A l'arrivée dans le service elle s'est montrée très délirante et instable sur le plan psychomoteur avec refus de s'alimenter.
La réintroduction de son traitement de fond a permis un apaisement significatif des éléments d'excitation psychomotrice et une reprise de l'alimentation avec la réinstauration d'un contact de bonne qualité avec l'équipe soignants.
Ce jour la patiente est calme et de bon contact, le discours est moins désorganisé. Il persiste une activité délirante résiduelle à thème de mégalomanie, négation d'organes, de persécution avec affabulation.
Son humeur est syntone. Diminution nette de I'anxiété et amélioration du sommeil.
Elle s'alimente et s'hydrate correctement depuis quelques jours.
Elle n'a pas conscience de ses troubles. Elle est en opposition passive aux soins et à l'hospitalisation".

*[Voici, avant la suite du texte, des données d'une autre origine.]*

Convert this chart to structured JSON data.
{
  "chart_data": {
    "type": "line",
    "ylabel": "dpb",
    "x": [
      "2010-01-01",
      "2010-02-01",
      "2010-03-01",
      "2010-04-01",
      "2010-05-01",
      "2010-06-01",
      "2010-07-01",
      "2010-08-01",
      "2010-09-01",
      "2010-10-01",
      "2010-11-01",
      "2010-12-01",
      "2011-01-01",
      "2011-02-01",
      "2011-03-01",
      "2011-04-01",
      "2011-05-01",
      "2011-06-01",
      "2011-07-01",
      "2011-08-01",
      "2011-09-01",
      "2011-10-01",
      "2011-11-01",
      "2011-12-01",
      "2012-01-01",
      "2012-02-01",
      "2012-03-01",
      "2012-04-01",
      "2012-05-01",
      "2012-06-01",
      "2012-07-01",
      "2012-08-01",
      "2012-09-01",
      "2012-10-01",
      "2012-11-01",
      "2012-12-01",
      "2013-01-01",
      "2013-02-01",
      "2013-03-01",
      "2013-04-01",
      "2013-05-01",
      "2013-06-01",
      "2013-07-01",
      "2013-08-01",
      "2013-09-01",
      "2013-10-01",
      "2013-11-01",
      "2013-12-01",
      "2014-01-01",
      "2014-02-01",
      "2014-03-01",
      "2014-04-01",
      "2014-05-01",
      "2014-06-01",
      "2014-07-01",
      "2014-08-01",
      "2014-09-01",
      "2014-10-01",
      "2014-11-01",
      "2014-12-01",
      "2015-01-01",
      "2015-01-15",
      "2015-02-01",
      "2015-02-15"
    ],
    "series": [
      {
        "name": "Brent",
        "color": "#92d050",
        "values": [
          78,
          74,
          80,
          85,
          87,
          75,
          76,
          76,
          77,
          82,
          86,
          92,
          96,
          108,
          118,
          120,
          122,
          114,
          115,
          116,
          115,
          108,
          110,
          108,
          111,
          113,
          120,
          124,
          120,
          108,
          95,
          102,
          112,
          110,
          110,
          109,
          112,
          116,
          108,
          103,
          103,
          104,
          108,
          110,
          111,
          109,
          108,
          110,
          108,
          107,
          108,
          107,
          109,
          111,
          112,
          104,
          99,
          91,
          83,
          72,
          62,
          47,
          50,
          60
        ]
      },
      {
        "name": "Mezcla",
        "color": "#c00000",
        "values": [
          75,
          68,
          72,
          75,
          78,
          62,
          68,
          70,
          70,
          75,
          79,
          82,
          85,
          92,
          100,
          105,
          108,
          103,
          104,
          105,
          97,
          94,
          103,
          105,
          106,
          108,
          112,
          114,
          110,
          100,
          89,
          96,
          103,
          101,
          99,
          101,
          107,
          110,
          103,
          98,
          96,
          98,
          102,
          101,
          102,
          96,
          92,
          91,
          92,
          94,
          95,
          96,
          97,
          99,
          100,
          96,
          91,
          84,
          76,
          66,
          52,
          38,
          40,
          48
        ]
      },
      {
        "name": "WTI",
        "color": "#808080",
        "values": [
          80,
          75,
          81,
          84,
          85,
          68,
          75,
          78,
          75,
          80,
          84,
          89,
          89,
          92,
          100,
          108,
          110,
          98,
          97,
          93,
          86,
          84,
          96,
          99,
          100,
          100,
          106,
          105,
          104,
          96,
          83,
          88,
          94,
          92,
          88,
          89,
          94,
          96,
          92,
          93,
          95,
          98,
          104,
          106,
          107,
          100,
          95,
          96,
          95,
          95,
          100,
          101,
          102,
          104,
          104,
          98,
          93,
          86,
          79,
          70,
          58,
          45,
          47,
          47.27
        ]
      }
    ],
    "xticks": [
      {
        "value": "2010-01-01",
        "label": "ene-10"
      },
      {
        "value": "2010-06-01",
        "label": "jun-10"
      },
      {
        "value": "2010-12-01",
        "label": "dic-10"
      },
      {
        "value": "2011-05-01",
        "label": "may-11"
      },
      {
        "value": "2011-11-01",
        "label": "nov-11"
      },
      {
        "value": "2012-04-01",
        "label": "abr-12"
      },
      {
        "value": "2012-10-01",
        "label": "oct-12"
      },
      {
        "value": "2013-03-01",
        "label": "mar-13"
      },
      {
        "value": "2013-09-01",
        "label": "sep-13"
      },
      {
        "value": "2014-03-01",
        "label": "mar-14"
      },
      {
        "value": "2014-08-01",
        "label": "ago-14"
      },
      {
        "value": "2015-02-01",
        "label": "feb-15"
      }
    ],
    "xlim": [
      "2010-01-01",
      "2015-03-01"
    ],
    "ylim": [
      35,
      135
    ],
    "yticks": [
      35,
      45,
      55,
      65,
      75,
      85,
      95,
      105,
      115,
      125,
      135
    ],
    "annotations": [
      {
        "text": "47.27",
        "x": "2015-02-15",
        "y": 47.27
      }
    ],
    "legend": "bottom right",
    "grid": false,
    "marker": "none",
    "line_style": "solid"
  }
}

Il convient, au regard de ces éléments, les restrictions à l'exercice des libertés individuelles de Madame [F] [J], née le 23 Avril 1999 à SAFI (MAROC), demeurant 79 avenue Georges Clemenceau - 78500 SARTROUVILLE étant adaptées, nécessaires et proportionnées à son état mental et à la mise en oeuvre du traitement requis, l'intéressé se trouvant dans l'impossibilité de consentir aux soins en raison des troubles décrits, son état nécessitant des soins assortis d'une surveillance constante, de dire que la mesure de soins psychiatriques sous la forme d'une hospitalisation complète sera, en l'état, maintenue.
PAR CES MOTIFS
Statuant publiquement, par ordonnance contradictoire et en premier ressort,
Ordonnons le maintien de la mesure de soins psychiatriques sous forme d'hospitalisation complète de Madame [F] [J] ;
Rappelons que l'ordonnance du juge des libertés et de la détention est susceptible d'appel devant le Premier Président de la Cour d'Appel de Versailles dans un délai de dix jours à compter de sa notification. Seules les parties à la procédure définies à l'article R.3211-13 du CSP peuvent faire appel (requérant, personne sous soins psychiatriques, préfet ou directeur d'établissement le cas échéant). Le ministère public peut, dans tous les cas, interjeter appel dans le même délai. La déclaration d'appel motivée est transmise par tout moyen au greffe de la Cour d'Appel de Versailles qui en avise sur-le-champ le greffier du tribunal judiciaire et fait connaître la date et l'heure de l'audience aux parties, à leurs avocats, au tiers qui a demandé l'admission en soins et au directeur d'établissement. A moins qu'il n'ait été donné un effet suspensif à l'appel, le premier président statue dans les douze jours de sa saisine. Ce délai est porté à vingt-cinq jours si une expertise est ordonnée. Adresse : Monsieur le Premier Président - Cour d'Appel de Versailles - 5, rue Carnot RP 1113 - 78011 VERSAILLES Cedex (télécopie : 01 39 49 69 04 - téléphone : 01 39 49 68 46 et 01 39 49 69 13 ). Rappelons que sur le fondement des dispositions des articles L 3211-12-4, R. 3211-16 et R 3211-20 du code de la santé publique le recours n'est pas suspensif d'exécution, sauf décision du Premier Président de la Cour d'appel de Versailles déclarant le recours suspensif à la demande du Procureur de la République ;Laissons les éventuels dépens à la charge du Trésor Public ;
Prononcée par mise à disposition au greffe le 13 Août 2024 par M. Thibaut LE FRIANT, vice-président, assisté de Madame Nathalie GALVEZ, greffier, qui ont signé la minute de la présente décision.